Sometimes the csharplang team make some utterly insane decisions. This is the kind of thing that would happen back-in-the-day™ in the name of performance, but in the modern world just adds to the endless list of quirks (like uninitialised structs). I suspect there are elements of the design team that are still stuck in C#1.0/Java mode and so holes like this don't even seem that bad in their minds. But it literally leads to inconsistent data structures which is where bugs live (and potential security issues in the worst cases).
uticus 20 hours ago
It's been a while since I followed Jon Skeet, but his books on Manning were always worthwhile. Plus the Jon Skeet facts [0] is fun.
[0] https://meta.stackexchange.com/questions/9134/jon-skeet-fact...
[-]
- hvb2 20 hours ago
  [dead]
harpiaharpyja 15 hours ago
Ehh, I think the real footgun here is using a property with backing storage to store what is clearly a derived value. Using a computed property is what we really should be doing here, if we think our code should line up with our intentions.

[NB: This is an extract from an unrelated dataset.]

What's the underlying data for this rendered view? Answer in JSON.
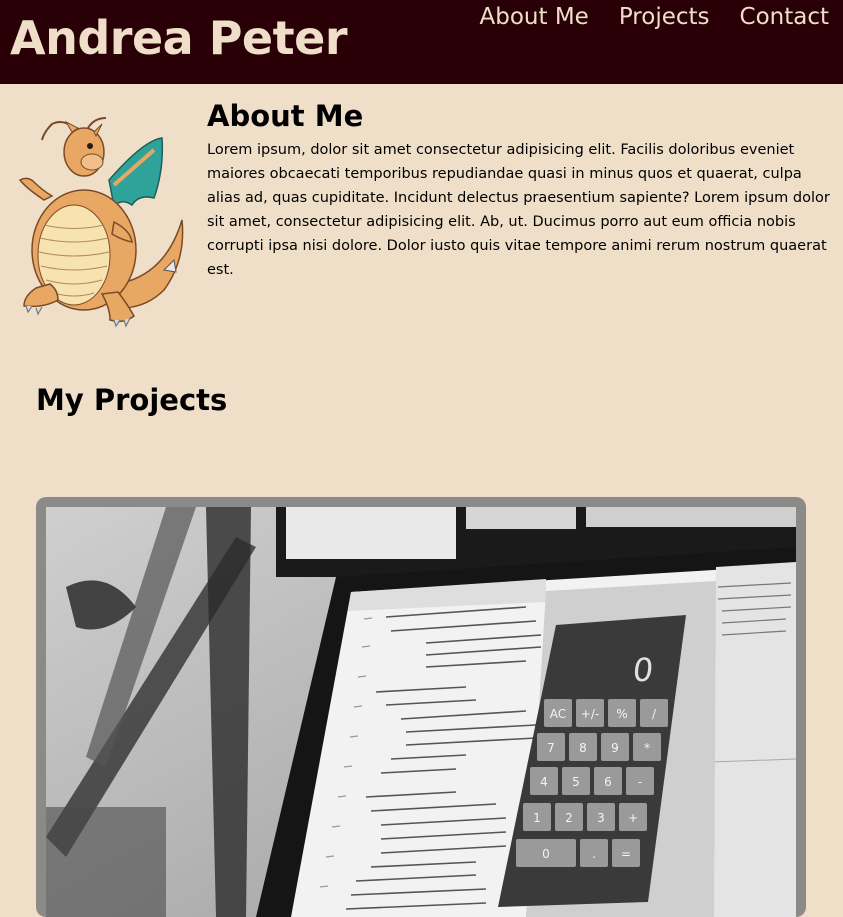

I feel like what's happened here is that the author actually needed a system to cache their derived values, but didn't think to build that out explicitly.
high_na_euv 20 hours ago
To be fair I dont think this behaviour is unreasonable
[-]
- mlhpdx 15 hours ago
  I tend to agree. It’s always been my understanding that record types were strictly data holders and shouldn’t be embellished with behavior.
apwell23 20 hours ago
i wonder how much of Coding Agents/AIs are now just Jon Skeet.
croemer 20 hours ago
The "– Jon Skeet's coding blog" in the title is not necessary as the URL shows in parentheses after the title. Adding C# however might be helpful.